Own

Consolidation ‘over time,’ says IHG's Barr

The sector will see consolidation “over time,” IHG CEO Keith Barr told The AHC Reimagined, with “small brand companies acquired by the larger companies.”

This week's AHC Reimagined virtual conference was put on by Hospitality Insights, which is part of Questex Hospitality (the parent company of Hotel Management).

Barr said that the group had no immediate plans, commenting that, having added five brands in the past few years he had “to look after the children we have first before we add more.”

Commenting on the wider sector, he said: “We’re on the path to recovery but with a long road ahead. We’ve bounced off the lows. We have seen travel beginning to come back and we expect to see that continue—we were seeing a recovery of occupancy and we’ve plateaued right now as an industry. We’re in a muted response in terms of growth.”

Barr described the key pressure points as the “big box upper-upscale hotels” in city centers, which would find recovery “very challenging.”

He said: “We’ve launched a number of new brands over the past few years. At the moment it’s about making sure we deliver on health and safety, not just for IHG, but for the industry. Every time someone has a stay that’s not perfect, it may make them choose not to make a second stay. We as an industry have to work together.

“My concern is that governments don’t understand the importance of travel and hotels in terms of jobs. Governments have to support this industry, if they don’t get behind this you will see small businesses fall over and that’s not good for society.”

Looking at IHG, Barr added: “What’s interesting right now is where can you grow your business organically. It’s how do you scale brands up faster and who do you partner with. There’s a lot of capital out there looking to take advantage of real estate portfolios that are already challenged.

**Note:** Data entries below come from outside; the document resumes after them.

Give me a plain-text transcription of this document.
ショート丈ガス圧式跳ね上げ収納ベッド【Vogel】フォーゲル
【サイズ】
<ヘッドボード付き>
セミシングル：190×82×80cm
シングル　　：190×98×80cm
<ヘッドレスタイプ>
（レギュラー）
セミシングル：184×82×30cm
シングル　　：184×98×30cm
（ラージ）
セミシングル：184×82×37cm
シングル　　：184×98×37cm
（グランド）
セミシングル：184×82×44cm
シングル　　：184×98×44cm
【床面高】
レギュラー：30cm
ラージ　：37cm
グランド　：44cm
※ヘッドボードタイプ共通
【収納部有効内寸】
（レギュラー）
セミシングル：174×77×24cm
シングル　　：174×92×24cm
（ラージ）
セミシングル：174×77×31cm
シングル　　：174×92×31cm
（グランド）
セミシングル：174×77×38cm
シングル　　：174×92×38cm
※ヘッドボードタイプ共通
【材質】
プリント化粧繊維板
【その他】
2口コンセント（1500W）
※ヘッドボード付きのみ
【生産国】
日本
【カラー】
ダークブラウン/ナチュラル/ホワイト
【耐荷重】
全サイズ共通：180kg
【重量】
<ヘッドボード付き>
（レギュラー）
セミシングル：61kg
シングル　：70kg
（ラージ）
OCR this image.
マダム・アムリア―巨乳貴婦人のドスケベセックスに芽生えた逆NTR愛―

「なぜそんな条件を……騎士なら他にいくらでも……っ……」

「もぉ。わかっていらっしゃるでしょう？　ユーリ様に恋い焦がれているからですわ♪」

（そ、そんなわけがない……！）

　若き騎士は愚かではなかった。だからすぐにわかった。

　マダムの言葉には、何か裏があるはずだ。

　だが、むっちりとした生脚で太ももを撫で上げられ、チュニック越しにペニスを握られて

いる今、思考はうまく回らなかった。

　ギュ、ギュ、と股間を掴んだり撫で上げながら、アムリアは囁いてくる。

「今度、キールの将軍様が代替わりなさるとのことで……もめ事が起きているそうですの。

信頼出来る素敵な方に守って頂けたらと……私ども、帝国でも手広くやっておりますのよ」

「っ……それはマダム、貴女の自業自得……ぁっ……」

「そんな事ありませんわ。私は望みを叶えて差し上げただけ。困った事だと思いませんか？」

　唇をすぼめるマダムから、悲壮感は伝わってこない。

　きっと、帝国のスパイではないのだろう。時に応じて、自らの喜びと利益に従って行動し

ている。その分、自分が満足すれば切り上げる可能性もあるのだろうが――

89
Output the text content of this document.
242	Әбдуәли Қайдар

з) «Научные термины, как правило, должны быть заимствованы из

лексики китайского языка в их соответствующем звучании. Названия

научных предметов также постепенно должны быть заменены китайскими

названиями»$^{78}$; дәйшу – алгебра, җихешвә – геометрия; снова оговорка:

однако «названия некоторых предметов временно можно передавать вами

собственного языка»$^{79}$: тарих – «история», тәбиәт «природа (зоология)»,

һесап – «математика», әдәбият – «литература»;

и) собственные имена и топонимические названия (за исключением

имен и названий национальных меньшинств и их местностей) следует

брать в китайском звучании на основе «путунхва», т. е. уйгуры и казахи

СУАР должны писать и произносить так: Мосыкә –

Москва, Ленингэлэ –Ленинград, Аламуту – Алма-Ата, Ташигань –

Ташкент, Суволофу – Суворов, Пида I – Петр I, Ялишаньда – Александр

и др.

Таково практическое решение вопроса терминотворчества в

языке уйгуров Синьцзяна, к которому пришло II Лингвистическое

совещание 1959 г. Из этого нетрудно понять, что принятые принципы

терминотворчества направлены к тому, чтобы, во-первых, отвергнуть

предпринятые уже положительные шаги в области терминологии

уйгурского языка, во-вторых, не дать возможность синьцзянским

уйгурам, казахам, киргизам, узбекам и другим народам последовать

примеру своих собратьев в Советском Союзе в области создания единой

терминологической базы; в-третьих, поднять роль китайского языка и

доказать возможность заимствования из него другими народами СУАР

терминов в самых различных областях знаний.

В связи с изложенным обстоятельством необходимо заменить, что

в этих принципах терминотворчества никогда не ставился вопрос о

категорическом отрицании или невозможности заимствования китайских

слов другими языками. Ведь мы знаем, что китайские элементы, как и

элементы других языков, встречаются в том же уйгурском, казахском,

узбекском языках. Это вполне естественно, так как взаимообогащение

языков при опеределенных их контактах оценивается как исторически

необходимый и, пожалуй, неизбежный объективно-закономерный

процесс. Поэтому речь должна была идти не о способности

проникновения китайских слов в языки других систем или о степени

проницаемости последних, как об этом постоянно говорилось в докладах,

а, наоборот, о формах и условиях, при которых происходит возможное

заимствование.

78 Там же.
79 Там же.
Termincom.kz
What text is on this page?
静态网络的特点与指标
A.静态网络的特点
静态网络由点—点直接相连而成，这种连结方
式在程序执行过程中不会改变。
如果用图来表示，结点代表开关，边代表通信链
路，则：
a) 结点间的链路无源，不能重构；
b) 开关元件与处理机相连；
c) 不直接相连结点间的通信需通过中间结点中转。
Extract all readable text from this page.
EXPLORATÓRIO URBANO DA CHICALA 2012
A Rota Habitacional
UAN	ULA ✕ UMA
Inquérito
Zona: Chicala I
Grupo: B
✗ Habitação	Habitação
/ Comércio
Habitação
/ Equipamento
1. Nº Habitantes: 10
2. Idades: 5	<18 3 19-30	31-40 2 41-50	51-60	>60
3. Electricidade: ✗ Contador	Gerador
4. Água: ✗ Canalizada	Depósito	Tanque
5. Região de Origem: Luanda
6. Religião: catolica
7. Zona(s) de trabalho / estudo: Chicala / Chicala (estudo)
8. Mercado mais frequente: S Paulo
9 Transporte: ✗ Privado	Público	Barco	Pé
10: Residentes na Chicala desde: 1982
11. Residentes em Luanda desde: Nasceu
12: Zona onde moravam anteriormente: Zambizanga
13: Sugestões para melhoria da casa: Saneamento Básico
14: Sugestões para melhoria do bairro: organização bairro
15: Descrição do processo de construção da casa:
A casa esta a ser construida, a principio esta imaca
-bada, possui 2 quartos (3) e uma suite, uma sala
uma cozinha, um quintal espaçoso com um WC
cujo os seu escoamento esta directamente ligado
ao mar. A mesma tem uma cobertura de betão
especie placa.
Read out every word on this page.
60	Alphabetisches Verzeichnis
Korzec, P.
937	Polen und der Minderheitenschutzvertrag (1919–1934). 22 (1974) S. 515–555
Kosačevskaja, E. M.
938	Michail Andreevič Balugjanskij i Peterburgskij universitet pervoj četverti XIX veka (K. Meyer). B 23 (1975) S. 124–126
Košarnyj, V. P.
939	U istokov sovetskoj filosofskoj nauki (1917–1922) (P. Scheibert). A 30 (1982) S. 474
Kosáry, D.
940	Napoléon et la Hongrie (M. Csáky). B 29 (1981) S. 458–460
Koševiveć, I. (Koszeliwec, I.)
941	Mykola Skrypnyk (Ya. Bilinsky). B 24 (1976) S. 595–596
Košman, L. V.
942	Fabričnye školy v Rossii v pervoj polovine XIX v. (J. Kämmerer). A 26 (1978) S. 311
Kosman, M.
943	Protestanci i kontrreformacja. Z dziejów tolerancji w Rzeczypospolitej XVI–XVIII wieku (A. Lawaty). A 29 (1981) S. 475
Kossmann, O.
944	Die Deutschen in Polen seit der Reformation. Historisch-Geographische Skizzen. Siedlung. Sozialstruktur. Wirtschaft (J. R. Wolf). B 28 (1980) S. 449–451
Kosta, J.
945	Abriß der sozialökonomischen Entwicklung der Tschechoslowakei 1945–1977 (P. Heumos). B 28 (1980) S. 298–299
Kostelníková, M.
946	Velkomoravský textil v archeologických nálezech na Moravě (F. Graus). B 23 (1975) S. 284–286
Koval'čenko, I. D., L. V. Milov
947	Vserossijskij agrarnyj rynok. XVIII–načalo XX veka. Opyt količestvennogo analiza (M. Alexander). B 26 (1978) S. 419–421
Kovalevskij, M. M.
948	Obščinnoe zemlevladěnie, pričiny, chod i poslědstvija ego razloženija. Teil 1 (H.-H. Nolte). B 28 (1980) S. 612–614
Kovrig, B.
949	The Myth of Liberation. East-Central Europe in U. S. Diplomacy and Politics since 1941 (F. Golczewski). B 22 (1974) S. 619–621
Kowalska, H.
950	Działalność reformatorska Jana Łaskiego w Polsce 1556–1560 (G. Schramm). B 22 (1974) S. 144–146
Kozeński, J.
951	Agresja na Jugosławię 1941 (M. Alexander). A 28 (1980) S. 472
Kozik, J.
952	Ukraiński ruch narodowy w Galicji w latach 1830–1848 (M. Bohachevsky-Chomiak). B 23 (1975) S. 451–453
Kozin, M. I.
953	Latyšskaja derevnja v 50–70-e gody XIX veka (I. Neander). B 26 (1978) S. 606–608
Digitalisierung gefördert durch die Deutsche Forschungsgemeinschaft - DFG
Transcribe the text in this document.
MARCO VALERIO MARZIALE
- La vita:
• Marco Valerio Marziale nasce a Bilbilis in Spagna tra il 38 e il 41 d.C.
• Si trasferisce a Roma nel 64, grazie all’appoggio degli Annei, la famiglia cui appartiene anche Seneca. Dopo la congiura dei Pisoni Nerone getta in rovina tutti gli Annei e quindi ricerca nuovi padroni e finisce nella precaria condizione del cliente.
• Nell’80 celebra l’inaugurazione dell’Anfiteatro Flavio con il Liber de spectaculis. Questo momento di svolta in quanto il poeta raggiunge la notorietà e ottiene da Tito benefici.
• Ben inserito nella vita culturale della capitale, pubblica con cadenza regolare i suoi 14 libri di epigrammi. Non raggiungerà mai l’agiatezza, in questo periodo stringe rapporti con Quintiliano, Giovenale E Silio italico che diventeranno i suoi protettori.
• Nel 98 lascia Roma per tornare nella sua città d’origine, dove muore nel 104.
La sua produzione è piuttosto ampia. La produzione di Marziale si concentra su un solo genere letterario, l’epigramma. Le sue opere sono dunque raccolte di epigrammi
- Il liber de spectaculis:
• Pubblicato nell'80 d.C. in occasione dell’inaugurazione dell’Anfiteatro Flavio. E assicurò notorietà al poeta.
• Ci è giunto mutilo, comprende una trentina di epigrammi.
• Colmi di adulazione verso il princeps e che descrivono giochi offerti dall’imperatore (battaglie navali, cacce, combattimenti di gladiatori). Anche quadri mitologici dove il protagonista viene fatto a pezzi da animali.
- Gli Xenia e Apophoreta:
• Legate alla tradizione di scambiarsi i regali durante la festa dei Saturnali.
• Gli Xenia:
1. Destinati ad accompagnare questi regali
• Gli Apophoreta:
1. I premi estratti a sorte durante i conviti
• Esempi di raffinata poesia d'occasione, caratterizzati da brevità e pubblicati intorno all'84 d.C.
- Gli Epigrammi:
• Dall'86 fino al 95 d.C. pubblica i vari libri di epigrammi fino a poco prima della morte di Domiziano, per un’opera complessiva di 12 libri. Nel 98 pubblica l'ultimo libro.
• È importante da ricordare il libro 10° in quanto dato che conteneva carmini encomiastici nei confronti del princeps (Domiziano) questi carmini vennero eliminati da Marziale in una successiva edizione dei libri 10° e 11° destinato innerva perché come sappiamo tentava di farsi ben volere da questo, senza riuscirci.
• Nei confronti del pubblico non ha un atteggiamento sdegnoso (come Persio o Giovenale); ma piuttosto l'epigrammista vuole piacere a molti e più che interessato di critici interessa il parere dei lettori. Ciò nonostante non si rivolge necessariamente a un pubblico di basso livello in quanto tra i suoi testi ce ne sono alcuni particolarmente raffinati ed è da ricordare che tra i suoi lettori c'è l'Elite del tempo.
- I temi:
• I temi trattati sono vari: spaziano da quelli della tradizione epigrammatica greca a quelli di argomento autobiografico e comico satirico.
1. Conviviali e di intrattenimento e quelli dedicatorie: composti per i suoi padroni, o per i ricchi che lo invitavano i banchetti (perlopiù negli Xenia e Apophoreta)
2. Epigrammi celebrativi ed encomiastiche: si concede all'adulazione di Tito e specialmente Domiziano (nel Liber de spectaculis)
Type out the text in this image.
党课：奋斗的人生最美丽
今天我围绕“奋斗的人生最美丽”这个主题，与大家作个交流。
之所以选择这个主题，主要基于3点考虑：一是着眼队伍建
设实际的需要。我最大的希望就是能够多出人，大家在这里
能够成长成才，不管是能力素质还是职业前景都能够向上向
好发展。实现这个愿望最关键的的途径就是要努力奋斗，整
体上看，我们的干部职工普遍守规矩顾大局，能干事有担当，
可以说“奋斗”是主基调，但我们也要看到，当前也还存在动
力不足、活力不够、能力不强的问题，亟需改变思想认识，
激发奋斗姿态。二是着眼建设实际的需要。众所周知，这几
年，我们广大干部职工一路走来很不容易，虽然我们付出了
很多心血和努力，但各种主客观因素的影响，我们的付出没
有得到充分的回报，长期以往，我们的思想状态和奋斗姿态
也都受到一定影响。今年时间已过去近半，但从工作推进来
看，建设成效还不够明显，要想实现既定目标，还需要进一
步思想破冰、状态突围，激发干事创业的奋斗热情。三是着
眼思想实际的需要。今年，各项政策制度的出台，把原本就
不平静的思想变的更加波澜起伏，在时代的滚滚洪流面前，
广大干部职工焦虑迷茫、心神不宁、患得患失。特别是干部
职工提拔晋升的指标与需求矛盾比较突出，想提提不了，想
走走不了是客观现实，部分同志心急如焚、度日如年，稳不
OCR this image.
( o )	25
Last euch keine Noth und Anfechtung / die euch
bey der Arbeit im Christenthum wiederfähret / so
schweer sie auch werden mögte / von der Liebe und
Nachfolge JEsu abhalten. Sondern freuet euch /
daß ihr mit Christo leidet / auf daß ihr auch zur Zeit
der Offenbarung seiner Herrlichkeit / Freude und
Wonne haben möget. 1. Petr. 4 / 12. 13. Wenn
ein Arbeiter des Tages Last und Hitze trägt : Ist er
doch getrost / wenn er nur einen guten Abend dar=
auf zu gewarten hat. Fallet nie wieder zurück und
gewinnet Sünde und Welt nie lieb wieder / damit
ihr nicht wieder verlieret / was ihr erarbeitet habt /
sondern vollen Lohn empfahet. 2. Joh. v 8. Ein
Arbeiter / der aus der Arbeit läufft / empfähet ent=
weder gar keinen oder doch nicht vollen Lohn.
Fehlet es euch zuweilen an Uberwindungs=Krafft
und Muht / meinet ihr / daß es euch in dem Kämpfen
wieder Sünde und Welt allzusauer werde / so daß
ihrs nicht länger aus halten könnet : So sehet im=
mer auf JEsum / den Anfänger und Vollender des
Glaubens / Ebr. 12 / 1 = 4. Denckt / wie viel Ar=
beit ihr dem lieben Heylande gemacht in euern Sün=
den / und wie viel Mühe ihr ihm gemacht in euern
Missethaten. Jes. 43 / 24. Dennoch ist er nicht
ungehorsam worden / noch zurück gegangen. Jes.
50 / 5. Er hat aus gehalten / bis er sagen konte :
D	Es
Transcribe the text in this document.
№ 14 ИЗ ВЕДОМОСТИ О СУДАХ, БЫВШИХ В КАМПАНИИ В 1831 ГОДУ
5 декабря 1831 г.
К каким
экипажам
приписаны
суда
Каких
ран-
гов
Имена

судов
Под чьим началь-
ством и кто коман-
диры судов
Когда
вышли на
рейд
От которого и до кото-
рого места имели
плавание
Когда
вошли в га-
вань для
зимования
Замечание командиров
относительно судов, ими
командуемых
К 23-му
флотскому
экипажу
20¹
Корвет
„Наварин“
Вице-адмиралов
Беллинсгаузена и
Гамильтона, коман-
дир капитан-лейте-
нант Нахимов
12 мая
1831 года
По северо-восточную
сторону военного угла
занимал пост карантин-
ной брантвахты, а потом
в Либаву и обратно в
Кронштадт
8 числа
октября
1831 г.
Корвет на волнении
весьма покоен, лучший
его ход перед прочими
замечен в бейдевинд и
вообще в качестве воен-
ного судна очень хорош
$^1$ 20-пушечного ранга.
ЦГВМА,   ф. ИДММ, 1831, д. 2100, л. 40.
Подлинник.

“We know that customers want to travel. That desire is there. It’s a question of when will the free movement of people come back. Business is going to have to have confidence about traveling and that’s when you’ll see the recovery. It’s difficult when you’re in the middle of a crisis to know what the future will hold.

“It’s not been the year I was expecting. There’s no playbook for this; we’re used to dealing with a financial issue or natural disaster. I said that when we’re through this pandemic we need to think about what our colleagues, owners, guests are going to say a year from now. It’s helped us make some very good decisions.”

Performance

Looking at the group’s performance, Barr said: “I thought it was going to be mostly leisure. We thought it would be drive versus fly. We saw leisure come back but business came back too and our business/leisure mix remained constant. Our messaging has focused on health and hygiene and the safety processes that we’ve put in place—we want guests to know that we’ve made safety our priority. We did a webinar with 1,500 corporate travel managers, with us explaining our cleaning procedures. I never thought we’d be doing that.

“In China people are going to the malls and shopping, our resorts are having record years in terms of occupancy. It shows you that the demand for travel is there when it is safe to do so, that’s what the future holds for all of us. The U.S. has come off the lows—the highest occupancy we had this year was the Labor Day weekend, where we had around 69 percent occupancy. It has recovered better than much of Asia and Europe, because there are fewer restrictions. China is leading, U.S. is second and then Europe is behind.”